Ospite : Benny Lamonica (trombone)
Non è un giovane emergente Giuliano Perin, vibrafonista ben noto agli appassionati veneti (è
nato e risiede in provincia di Padova). E’ invece un jazzista originale e maturo, ben
consapevole dei propri mezzi espressivi. Chi si appresti a conoscerlo solo ora ne apprezzerà
ancor più il talento e la raffinata musicalità, come si fa davanti ad una cosa nuova, che si ha il
privilegio di scoprire per primi. Perin inizia molto presto la sua attività jazzistica, dopo aver
compiuto, come molti coetanei, studi classici. La temporanea uscita di scena sembra
comprometterne le ambizioni, aveva completato nel frattempo gli studi universitari, avviandosi
alla professione di medico, ed invece gli anni ’90 lo vedono ritornare con ancor più
determinazione fra la comunità dei jazzisti. Lo strumento scelto, il vibrafono, se da un lato gli
assicura pochi concorrenti nel nostro paese, da un altro lo costringe a confrontarsi con maestri
del calibro di Milt Jackson, Bobby Hutcherson, Gary Burton, Terry Gibbs. Giuliano non solo non
se ne spaventa, ma va a scoprire, e finisce per conoscere, diventandone allievo, un vibrafonista
che in Italia è meno apprezzato di quanto meriterebbe, Dave Samuels. In questo suo primo
disco da leader, aveva partecipato ad incisioni della Thelonious Monk e della Royal Big Band,
non poteva mancare quindi un brano dell’amico e maestro: è stato scelto il latineggiante Arthur
dance. Oltre a due personali versioni di I’ll keep loving you di Bud Powell e Conception di
George Shearing, Perin presenta qui sette riuscite composizioni originali, tutte d’immediata
presa e di meditata raffinatezza, alla cui resa contribuisce la scelta d’esser affiancato dalla
chitarra classica anziché dal più convenzionale pianoforte.

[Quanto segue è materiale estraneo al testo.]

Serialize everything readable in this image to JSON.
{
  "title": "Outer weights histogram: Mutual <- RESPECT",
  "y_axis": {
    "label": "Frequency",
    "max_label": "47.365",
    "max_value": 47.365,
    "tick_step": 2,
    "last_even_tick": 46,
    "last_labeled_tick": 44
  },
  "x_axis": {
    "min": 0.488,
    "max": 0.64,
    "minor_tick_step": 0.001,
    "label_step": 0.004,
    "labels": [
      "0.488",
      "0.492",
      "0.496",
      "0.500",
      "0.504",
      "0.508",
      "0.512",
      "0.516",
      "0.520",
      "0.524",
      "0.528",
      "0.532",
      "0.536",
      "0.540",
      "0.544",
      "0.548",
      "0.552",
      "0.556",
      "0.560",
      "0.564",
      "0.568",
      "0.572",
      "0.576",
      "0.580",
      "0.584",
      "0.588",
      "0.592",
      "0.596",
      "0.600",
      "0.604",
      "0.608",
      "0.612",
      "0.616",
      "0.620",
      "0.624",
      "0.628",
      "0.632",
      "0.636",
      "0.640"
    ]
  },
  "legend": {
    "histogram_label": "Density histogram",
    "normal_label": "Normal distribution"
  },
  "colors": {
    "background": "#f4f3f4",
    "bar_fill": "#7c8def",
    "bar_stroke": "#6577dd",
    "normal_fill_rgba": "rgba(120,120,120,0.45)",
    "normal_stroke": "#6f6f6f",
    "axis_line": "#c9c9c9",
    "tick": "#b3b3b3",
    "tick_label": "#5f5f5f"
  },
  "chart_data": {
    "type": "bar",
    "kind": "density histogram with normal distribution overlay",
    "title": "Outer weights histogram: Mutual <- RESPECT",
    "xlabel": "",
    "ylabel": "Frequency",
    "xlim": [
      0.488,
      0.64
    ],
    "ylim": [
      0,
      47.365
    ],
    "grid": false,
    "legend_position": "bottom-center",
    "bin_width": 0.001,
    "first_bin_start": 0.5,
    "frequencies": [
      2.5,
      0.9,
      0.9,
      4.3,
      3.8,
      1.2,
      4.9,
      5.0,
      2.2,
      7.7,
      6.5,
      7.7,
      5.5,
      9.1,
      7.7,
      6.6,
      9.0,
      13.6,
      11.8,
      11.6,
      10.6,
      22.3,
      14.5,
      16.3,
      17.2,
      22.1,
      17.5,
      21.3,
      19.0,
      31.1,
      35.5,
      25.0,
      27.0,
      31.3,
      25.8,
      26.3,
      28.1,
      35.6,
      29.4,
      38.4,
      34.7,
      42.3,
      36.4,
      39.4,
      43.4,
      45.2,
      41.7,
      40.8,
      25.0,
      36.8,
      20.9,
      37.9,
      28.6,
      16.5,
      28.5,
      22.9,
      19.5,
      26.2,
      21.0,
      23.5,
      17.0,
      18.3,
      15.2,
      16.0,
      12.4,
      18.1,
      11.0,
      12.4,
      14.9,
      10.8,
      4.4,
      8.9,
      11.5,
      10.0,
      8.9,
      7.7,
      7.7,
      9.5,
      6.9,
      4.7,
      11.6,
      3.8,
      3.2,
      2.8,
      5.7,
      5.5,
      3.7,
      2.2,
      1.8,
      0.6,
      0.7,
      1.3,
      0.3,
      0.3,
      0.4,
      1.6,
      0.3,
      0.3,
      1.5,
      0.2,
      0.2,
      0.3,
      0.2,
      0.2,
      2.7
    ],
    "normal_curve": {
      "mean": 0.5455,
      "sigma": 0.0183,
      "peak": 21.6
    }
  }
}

Ermanno Maria Signorelli lo ripaga
nel migliore dei modi, risultando partner davvero ideale per il suo vibrafono. Da incorniciare
l’assolo della chitarra in Something for us, così come il riuscito lavoro di accordi nel bel pezzo
iniziale, che dà il titolo all’album. Merita infine d’esser ricordato il prezioso intervento del
trombonista Benny Lamonica nel finale Like Milt, sincero omaggio al padre di tutti i vibrafonisti
moderni, Milt Jackson. Rubiamo, per concludere, ad uno dei “maestri” della critica italiana,
Franco Fayenz, autore delle note di copertina del disco, una frase a nostro parese assai
significativa: “…rare volte, anche a livello internazionale, ho apprezzato un fraseggio ed un
tocco di vibrafono come i suoi. Ad maiora.”